Erwachsene, die sich wie Kinder verhalten

Kein Text über die Stromsteuer – sondern darüber, ob irgendwas „versprochen“ wurde

Dies ist kein Text über die Stromsteuer. Dies ist ein Text über die Frage, ob mündige Staatsbürger sich verhalten sollten wie Kleinkinder. „Versprochen ist versprochen – und wird nicht …“ – Es ist diese unterkomplexe, kindererziehende Alltagsweisheit, die zurzeit die Grundlage bildet für eine allseitige Empörung über die angeblich versprochene, nun aber nur teilweise in Aussicht gestellte Abschaffung der Stromsteuer. Der Spruch war schon immer weit entfernt von der Realität eines Erziehungsalltags – und er ist auch ungeeignet für die Komplexität eines Staatswesens.

„Du hast es aber versprochen!“ – Politik kann nichts „versprechen“, sondern Politik kündigt an, verwaltet und gestaltet. Bei einer Wahl urteilen wir darüber, ob das gelungen ist. Deshalb sollten sich mündige Wahlbürger/innen nicht verhalten wie beleidigte Kinder an der Eistruhe. Foto: Geralt via Pixabay

Ein fiktiver Blick zur Supermarktkasse: „Du hast es aber versprochen!“, protestiert lautstark die geschätzt Fünfjährige. „Ja, aber jetzt gibt’s halt hier kein Eis in der richtigen Größe, entgegnet die Mutter entnervt, „da kann ich auch nichts machen.“ Mit der rechten Hand packt sie den Einkauf für das Abendessen ein, mit der linken drückt sie das Handy zum Zahlen an den Automaten. „Du hast es aber versprochen!!“ wiederholt das Kind jetzt lautstärker.

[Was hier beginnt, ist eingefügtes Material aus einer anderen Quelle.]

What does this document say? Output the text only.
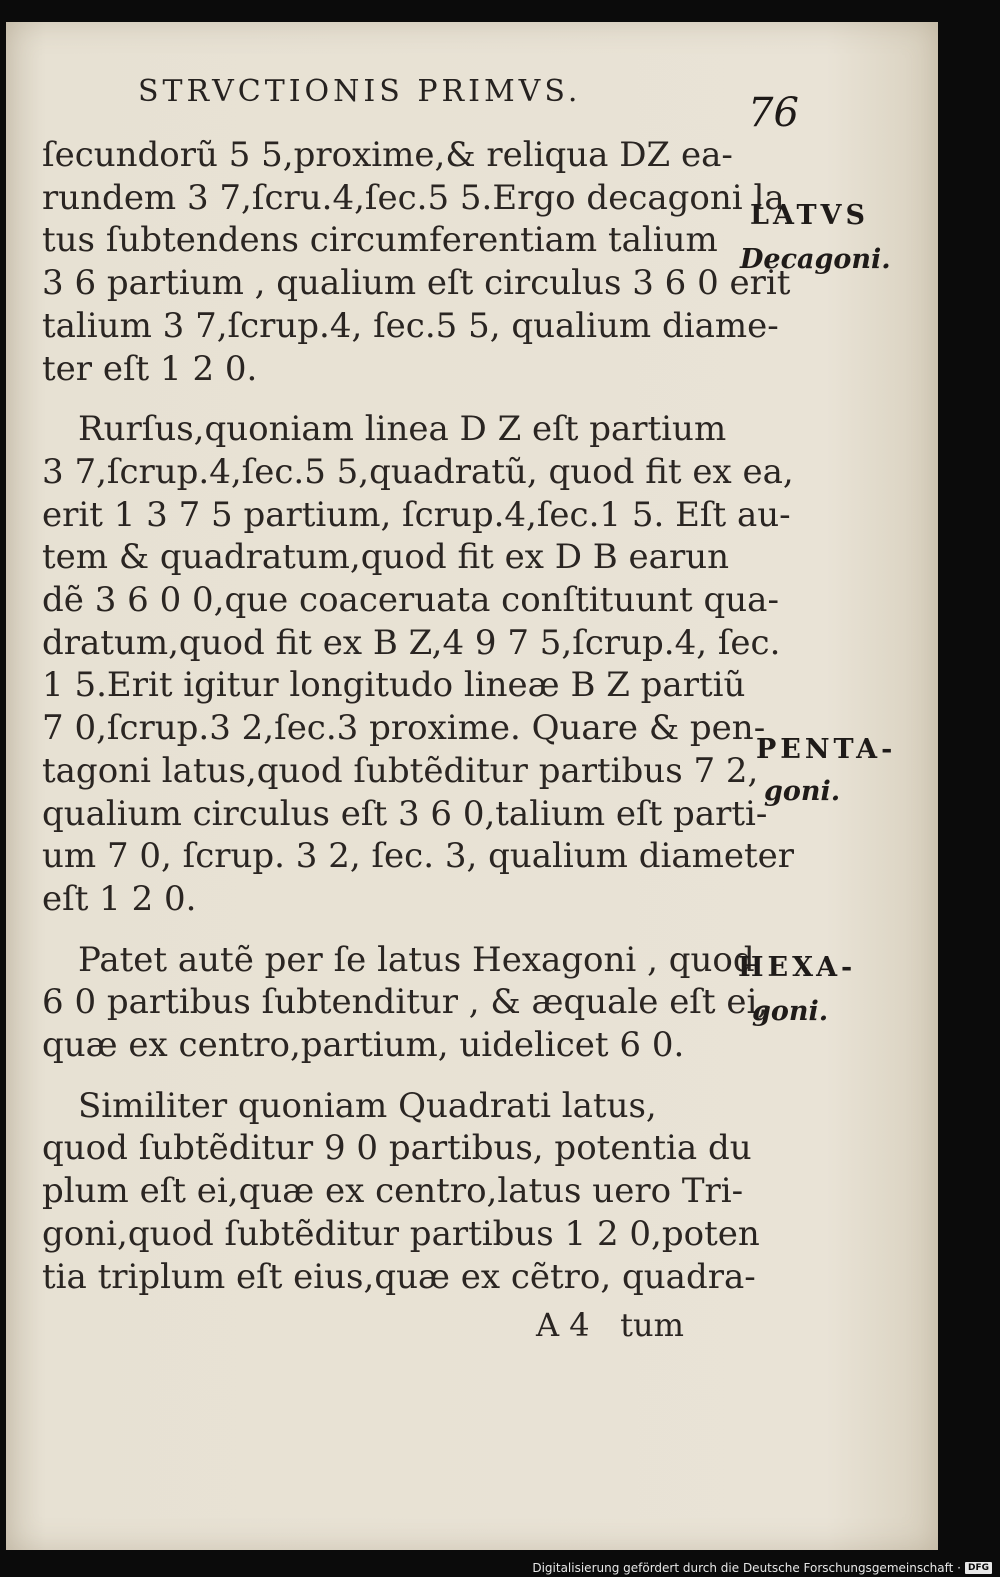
STRVCTIONIS PRIMVS.	76
ſecundorũ 5 5,proxime,& reliqua DZ ea-
rundem 3 7,ſcru.4,ſec.5 5.Ergo decagoni la
tus ſubtendens circumferentiam talium
3 6 partium , qualium eſt circulus 3 6 0 erit
talium 3 7,ſcrup.4, ſec.5 5, qualium diame-
ter eſt 1 2 0.
Rurſus,quoniam linea D Z eſt partium
3 7,ſcrup.4,ſec.5 5,quadratũ, quod fit ex ea,
erit 1 3 7 5 partium, ſcrup.4,ſec.1 5. Eſt au-
tem & quadratum,quod fit ex D B earun
dẽ 3 6 0 0,que coaceruata conſtituunt qua-
dratum,quod fit ex B Z,4 9 7 5,ſcrup.4, ſec.
1 5.Erit igitur longitudo lineæ B Z partiũ
7 0,ſcrup.3 2,ſec.3 proxime. Quare & pen-
tagoni latus,quod ſubtẽditur partibus 7 2,
qualium circulus eſt 3 6 0,talium eſt parti-
um 7 0, ſcrup. 3 2, ſec. 3, qualium diameter
eſt 1 2 0.
Patet autẽ per ſe latus Hexagoni , quod
6 0 partibus ſubtenditur , & æquale eſt ei,
quæ ex centro,partium, uidelicet 6 0.
Similiter quoniam Quadrati latus,
quod ſubtẽditur 9 0 partibus, potentia du
plum eſt ei,quæ ex centro,latus uero Tri-
goni,quod ſubtẽditur partibus 1 2 0,poten
tia triplum eſt eius,quæ ex cẽtro, quadra-
LATVS
Decagoni.
PENTA-
goni.
HEXA-
goni.
A 4   tum
Digitalisierung gefördert durch die Deutsche Forschungsgemeinschaft · DFG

Wenn überhaupt, können nur sich nur Unionswähler ärgern

Auf diesem Niveau befindet sich auch die Diskussion um die Stromsteuer. Was genau ist geschehen? Politiker der Unionsparteien haben im Wahlkampf dafür geworden, ihnen die Stimme zu geben – mit der Ankündigung, die Stromsteuer für alle abzuschaffen. Haben die Menschen sie deshalb gewählt? Vielleicht gibt es ein paar wenige. Die meisten aber hatten anderes im Sinn: Den Scholz loswerden, die Migranten rausschmeißen, endlich bessere Stimmung für der Wirtschaft. Egal warum – aber es waren ohnehin nur 28,6 Prozent der Wählerinnen und Wähler, die am 23. Februar für die Union und diese Aussicht in Sachen Stromsteuer gestimmt haben. Eine deutliche Minderheit also, und wenn man die Zahl der Stimmen für die Union auf die Gesamtbevölkerung bezieht, sind es noch weniger. Alle anderen, die gar nicht oder nicht Union gewählt haben, können sich schon deshalb nicht auf dieses „Versprechen“ berufen. Und die Unionswähler, die jetzt jammern, sollten sich ernsthaft fragen, ob sie tatsächlich wegen der Stromsteuer ihr Kreuz bei Merz oder Söder gemacht haben.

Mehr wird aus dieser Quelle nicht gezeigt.